Well, offhand, I'd say that err=69 refers to a quota exceeded and
the ino=0x2 means that someone is trying to write in the root of a
filesystem....

Charles

ras@rayssd.ssd.ray.com (Ralph A. Shaw) (11/14/90)

Just a little followup on my earlier message about getting hundreds
of messages like:

>NFS server write failed: (err=69, dev=0xf0648650, ino=0x2).
>NFS server write failed: (err=69, dev=0xf0722bf4, ino=0x2).
>NFS server write failed: (err=69, dev=0xf0648650, ino=0x2).

1) Yes, error 69 is probably "over quota" errors from one of many
client systems we have (and we do use quotas) on one of many file systems.

[As an aside, did anyone notice that the Pyramid 5.x man page is
truncated in the middle, after errno 64?  This is both in the online
and hardcopy version of the manual page.]

2) Yes, I know the significance of inode 2.
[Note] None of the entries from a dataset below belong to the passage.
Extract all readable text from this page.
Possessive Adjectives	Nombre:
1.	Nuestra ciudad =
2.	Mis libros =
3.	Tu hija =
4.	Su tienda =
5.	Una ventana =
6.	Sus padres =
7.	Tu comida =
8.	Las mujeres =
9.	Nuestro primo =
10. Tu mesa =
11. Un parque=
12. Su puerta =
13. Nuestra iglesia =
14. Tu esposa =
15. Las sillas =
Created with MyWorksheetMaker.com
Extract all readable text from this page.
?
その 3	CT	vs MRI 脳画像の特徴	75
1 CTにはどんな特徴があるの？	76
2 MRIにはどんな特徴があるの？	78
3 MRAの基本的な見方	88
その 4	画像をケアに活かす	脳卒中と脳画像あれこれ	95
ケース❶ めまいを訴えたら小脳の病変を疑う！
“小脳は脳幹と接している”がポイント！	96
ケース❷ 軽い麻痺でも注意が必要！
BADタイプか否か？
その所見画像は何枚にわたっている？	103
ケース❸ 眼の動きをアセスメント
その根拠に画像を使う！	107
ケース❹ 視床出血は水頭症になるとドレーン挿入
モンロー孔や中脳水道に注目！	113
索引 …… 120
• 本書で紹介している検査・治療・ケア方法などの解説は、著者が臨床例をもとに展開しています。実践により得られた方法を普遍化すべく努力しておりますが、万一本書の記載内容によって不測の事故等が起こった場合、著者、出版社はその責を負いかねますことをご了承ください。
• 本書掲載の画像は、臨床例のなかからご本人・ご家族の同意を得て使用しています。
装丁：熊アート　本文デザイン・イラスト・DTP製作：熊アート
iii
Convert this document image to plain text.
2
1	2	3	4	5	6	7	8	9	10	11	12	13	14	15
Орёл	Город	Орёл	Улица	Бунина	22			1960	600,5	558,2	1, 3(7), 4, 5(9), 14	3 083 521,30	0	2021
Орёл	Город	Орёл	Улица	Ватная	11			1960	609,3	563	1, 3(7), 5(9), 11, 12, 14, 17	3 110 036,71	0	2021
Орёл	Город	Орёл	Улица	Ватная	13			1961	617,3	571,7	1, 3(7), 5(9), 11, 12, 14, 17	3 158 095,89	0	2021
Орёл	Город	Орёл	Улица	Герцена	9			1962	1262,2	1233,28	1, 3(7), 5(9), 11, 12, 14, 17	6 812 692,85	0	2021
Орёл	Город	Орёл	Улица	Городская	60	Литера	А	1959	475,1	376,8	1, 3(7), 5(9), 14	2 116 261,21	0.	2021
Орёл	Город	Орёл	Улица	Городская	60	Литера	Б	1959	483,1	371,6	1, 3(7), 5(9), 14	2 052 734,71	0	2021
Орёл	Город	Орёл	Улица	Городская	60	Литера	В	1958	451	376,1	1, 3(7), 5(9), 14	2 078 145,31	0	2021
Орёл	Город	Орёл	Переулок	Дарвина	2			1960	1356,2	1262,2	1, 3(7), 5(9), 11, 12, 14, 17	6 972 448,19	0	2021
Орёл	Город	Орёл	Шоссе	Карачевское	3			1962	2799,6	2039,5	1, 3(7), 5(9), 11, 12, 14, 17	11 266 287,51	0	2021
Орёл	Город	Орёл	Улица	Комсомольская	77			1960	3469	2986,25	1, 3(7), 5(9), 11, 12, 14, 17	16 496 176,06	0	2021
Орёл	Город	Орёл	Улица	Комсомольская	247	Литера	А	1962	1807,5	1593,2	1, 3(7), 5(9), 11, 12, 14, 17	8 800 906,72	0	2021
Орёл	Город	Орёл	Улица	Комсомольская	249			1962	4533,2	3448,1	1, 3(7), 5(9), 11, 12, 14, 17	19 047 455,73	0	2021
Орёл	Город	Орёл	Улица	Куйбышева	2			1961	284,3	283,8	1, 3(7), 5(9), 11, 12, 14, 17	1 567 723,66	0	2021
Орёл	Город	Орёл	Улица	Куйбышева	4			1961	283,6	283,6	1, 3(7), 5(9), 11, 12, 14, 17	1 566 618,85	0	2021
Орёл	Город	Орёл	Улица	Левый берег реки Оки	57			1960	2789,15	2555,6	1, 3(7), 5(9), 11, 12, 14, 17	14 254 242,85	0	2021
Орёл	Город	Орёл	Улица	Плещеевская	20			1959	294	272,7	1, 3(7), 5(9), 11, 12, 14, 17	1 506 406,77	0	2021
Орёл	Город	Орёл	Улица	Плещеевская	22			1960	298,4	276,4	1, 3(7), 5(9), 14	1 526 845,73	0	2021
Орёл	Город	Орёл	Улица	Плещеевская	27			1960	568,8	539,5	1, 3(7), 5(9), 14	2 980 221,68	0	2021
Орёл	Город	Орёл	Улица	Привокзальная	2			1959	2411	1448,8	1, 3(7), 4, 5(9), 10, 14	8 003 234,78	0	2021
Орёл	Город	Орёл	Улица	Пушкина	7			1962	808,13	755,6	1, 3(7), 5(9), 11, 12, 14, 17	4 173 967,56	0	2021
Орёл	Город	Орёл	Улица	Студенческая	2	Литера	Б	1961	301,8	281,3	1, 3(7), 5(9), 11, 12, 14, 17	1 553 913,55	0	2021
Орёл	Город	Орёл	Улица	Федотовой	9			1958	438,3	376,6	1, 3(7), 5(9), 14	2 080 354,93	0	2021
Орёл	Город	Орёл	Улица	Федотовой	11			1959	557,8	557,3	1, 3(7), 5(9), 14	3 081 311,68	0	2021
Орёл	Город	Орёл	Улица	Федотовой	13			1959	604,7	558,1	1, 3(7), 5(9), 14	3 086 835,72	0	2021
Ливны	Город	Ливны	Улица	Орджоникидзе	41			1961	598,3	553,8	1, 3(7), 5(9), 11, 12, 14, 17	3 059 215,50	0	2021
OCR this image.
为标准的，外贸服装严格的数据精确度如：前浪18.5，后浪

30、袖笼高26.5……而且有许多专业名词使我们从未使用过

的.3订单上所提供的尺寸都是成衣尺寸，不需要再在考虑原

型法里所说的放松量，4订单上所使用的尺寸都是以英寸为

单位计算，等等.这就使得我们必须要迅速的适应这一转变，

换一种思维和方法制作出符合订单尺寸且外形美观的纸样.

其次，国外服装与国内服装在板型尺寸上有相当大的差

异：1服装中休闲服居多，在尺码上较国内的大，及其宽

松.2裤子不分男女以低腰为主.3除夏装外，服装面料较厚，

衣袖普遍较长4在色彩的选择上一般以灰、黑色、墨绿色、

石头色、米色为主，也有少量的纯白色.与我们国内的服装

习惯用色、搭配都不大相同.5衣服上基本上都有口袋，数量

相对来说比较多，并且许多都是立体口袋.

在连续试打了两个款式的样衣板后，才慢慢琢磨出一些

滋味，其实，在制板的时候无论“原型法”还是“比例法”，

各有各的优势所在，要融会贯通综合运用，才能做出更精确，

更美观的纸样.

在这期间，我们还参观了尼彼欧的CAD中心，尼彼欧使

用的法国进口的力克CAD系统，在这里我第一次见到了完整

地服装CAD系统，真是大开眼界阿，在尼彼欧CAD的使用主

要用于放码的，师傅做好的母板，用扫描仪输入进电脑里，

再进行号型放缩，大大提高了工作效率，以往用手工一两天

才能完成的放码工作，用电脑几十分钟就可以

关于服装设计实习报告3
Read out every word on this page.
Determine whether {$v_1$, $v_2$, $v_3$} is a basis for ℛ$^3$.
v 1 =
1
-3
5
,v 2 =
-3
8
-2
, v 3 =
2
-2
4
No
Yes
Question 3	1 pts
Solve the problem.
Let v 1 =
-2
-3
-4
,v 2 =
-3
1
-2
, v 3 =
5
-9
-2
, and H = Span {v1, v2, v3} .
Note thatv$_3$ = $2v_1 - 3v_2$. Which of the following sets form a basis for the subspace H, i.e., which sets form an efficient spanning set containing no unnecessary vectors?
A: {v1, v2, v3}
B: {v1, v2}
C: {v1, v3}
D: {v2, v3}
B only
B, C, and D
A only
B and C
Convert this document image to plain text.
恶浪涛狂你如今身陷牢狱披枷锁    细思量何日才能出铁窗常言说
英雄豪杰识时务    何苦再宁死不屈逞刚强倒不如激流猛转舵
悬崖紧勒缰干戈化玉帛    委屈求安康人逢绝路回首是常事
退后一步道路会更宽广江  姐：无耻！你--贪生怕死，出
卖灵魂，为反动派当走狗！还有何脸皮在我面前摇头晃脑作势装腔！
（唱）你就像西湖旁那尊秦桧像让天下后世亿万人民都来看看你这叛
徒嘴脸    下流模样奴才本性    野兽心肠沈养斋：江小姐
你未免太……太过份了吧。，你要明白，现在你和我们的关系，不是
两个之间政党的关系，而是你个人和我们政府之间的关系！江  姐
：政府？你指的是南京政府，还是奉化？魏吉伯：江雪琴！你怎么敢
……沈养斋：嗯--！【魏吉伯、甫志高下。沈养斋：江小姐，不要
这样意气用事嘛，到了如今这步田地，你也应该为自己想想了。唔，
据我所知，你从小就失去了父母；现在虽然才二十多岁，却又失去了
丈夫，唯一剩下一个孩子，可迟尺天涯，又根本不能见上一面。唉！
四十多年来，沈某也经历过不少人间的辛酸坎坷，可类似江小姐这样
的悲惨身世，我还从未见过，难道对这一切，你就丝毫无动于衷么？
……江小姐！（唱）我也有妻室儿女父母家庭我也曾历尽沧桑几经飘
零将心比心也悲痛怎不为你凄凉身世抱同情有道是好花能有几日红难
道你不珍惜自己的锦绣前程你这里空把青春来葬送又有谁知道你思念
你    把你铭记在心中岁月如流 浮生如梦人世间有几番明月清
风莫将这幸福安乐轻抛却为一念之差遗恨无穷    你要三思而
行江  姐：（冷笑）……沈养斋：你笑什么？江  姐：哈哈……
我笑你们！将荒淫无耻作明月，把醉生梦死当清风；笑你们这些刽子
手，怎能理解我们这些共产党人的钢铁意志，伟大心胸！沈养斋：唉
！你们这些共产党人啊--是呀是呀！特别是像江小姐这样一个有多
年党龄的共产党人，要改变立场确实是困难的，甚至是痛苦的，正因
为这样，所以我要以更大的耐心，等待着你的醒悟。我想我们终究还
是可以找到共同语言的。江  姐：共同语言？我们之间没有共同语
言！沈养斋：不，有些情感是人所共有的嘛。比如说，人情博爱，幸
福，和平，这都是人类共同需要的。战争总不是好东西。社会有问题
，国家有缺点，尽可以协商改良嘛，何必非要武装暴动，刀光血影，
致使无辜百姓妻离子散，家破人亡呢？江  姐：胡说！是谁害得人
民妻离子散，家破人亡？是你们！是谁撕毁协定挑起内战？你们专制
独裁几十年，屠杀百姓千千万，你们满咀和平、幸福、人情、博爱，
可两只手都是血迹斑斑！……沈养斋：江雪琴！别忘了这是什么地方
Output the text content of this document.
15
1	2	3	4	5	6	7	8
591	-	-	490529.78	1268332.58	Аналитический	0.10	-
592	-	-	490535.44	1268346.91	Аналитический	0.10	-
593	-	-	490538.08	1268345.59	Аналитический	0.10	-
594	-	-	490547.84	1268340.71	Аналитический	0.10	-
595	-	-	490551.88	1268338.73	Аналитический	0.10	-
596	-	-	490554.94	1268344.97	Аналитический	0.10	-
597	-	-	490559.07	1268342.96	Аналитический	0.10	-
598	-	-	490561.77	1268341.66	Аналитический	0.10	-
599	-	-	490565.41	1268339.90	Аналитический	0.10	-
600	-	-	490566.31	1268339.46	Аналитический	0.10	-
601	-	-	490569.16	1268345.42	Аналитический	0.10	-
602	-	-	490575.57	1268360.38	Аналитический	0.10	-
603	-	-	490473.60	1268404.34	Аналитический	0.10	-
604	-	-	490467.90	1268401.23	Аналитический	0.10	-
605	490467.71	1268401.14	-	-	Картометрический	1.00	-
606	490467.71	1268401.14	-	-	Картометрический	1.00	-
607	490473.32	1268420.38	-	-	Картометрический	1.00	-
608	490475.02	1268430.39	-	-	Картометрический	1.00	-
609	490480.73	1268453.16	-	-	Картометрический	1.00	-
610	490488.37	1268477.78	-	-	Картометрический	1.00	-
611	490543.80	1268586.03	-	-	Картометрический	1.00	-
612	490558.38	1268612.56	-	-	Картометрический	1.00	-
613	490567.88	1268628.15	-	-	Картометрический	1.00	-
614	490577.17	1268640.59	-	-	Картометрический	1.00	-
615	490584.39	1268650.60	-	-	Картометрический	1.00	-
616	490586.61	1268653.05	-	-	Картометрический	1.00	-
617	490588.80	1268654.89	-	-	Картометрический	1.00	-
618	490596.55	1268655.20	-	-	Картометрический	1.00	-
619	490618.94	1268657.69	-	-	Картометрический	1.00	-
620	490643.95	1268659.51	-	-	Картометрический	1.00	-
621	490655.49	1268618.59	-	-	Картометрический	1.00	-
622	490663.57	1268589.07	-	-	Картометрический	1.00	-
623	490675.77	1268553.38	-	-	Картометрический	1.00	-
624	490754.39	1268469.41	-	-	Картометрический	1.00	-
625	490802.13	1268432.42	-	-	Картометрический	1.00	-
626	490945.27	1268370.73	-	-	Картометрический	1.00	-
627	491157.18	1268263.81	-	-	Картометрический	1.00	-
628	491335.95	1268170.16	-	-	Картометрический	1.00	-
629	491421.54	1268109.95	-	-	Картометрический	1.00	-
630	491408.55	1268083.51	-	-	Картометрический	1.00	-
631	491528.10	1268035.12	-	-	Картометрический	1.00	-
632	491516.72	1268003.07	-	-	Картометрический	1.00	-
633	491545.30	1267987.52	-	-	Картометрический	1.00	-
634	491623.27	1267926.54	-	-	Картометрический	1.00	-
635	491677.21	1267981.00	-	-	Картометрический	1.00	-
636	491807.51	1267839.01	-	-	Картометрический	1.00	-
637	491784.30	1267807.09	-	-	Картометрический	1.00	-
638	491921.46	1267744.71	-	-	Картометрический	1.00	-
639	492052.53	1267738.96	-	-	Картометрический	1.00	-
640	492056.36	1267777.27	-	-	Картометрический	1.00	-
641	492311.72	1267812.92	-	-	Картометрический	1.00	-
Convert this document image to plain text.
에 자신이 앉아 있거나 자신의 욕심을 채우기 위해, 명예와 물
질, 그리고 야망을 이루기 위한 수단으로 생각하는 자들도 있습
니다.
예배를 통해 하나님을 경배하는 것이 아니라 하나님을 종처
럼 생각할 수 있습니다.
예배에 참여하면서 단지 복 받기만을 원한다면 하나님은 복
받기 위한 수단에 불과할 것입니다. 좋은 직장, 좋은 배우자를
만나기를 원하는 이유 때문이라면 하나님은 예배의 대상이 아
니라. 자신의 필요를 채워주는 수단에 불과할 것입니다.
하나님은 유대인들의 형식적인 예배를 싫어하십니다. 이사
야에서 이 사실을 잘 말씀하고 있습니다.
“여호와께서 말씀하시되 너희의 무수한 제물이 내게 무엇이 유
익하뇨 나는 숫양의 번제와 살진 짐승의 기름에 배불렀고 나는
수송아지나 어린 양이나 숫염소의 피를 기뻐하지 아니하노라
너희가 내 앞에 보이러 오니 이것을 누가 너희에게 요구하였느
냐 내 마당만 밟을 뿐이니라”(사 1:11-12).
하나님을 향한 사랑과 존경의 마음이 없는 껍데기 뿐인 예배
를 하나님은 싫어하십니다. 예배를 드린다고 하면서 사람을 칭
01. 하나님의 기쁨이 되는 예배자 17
3) Someone made a comment about it disappearing when they upgrade
to release 5.0 - wrong.  We are running OSx version 5.0c-891204,
and we still have the problem.

What I really want to know is how to trace the dev= information
contained in the error message.  There isn't any obvious correlation
between major/minor device numbers, maybe they are vnode-numbers?

Any suggestions (besides restating #1-3) would be appreciated.
-- 
Ralph Shaw		ras@sgfb.ssd.ray.com
Raytheon Company, Submarine Signal Division, Portsmouth, RI